Controlled by BIMB Holdings Bhd, STMB is expected to go through upward normalisation in claims for both the medical and motor businesses once the economy reopens more broadly, said HLIB.
Even though STMB still intends to pay out dividends like last year, the research house now thinks it is too optimistic to assume a normalised dividend payout of 45%, considering the current Covid-19 situation that causes uncertainties.
“Also, management has a conservative undertone. Thus, we cut our FY21 dividend payout assumption to 27%, in line with FY20 levels,” it said, adding that in its opinion, FY22 would be a more reasonable timeline to expect STMB to revert to its 45% divvy run-rate. “We reduce FY21-FY23 profit estimates by 2%-4% to reflect the adjustments,” HLIB noted.
STMB posted a marginally lower net profit of RM101.14mil for the first quarter ended March 31, from RM101.59mil registered in the same quarter last year. Revenue, nevertheless, improved to RM915.50mil from RM913.04mil previously.

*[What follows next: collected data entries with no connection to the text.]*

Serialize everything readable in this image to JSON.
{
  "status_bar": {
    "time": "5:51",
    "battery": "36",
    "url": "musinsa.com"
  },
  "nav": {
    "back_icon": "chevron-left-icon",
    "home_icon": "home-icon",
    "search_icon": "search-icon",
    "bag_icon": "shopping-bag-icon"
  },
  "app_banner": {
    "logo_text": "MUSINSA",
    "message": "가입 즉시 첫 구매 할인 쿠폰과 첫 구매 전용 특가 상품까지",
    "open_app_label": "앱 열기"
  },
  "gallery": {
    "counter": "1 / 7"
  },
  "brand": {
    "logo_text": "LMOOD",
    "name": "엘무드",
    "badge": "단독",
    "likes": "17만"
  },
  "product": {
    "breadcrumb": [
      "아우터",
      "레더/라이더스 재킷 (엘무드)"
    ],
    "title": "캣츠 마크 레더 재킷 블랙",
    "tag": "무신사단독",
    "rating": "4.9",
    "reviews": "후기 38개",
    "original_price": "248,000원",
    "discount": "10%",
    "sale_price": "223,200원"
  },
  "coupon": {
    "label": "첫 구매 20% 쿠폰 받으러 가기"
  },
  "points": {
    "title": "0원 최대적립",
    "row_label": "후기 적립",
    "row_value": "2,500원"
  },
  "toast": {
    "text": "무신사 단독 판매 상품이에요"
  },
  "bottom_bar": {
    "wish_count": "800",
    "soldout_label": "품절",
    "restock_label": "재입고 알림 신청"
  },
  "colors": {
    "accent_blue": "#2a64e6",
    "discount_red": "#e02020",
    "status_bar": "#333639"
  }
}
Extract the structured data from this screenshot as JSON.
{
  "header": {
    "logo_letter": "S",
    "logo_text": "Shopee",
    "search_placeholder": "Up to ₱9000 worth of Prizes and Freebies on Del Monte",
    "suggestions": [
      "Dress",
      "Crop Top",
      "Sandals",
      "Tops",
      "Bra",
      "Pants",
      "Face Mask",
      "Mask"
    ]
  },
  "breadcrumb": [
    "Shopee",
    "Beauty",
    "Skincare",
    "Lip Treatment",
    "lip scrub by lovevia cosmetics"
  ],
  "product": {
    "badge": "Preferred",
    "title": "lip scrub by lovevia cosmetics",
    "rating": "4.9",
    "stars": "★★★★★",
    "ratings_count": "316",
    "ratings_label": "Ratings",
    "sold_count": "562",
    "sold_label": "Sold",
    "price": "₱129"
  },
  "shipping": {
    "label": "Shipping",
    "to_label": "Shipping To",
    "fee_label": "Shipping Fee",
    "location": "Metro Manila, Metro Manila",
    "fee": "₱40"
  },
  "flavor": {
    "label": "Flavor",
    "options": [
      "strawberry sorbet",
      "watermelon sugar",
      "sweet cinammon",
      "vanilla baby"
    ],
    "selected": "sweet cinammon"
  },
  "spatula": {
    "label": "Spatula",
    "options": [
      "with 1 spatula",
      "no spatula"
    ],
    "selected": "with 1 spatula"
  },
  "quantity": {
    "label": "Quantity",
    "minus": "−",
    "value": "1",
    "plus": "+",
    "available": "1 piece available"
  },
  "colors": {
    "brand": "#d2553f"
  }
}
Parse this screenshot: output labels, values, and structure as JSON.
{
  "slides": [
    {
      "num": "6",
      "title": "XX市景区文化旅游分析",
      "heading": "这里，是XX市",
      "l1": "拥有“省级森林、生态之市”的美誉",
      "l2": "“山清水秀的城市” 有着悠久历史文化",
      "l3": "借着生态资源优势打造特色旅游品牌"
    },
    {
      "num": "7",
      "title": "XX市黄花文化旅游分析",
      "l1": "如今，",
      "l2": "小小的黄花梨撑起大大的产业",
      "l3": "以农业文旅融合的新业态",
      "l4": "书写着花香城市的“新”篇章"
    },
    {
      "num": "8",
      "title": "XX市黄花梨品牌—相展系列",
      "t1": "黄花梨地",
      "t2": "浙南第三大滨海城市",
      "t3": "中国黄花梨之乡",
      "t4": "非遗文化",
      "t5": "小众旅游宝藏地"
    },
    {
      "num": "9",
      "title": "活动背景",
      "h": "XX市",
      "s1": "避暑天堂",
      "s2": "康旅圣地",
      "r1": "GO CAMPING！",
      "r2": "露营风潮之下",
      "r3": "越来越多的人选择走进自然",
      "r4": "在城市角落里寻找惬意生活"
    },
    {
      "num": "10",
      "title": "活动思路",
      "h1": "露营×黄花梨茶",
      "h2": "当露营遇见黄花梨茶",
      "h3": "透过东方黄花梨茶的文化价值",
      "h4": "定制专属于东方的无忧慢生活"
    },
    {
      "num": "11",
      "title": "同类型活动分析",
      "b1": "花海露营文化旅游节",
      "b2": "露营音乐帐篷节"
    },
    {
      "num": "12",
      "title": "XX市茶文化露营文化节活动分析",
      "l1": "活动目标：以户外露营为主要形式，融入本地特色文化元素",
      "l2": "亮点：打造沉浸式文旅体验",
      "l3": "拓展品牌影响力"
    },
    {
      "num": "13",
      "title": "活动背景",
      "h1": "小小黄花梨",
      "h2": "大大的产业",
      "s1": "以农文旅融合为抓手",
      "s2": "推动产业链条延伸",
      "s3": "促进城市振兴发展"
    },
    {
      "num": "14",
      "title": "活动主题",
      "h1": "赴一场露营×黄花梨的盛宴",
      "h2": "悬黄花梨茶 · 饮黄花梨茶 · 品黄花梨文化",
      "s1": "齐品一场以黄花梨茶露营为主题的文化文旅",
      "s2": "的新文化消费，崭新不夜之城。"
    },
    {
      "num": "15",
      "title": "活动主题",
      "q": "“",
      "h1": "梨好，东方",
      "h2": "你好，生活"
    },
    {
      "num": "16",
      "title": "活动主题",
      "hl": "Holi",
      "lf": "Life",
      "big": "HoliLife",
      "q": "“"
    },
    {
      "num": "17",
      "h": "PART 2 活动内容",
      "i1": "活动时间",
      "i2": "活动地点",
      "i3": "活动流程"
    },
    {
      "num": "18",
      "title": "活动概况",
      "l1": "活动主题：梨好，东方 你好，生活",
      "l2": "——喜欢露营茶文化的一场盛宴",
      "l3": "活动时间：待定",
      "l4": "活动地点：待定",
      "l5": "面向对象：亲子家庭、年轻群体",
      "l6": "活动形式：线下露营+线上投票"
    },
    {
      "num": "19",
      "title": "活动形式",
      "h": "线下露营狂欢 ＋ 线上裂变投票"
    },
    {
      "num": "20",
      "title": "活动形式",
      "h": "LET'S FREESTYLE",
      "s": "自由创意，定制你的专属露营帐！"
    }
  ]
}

HLIB in its report said on the whole, it still liked STMB for its longer-term prospects which include an underpenetrated insurance space and favourable demographics. It is retaining its “buy” call on the stock but with a lower target price of RM5.35 from RM5.50 earlier following its profit cuts.
It said the premium accorded to STMB against its peers was warranted, as STMB was one of the leaders in the Islamic insurance industry, is the only pure listed takaful operator on Bursa Malaysia, and generates a strong return on equity which is six percentage points higher than the industry average. “We remain positive on STMB as valuations are undemanding versus historical levels,” it said.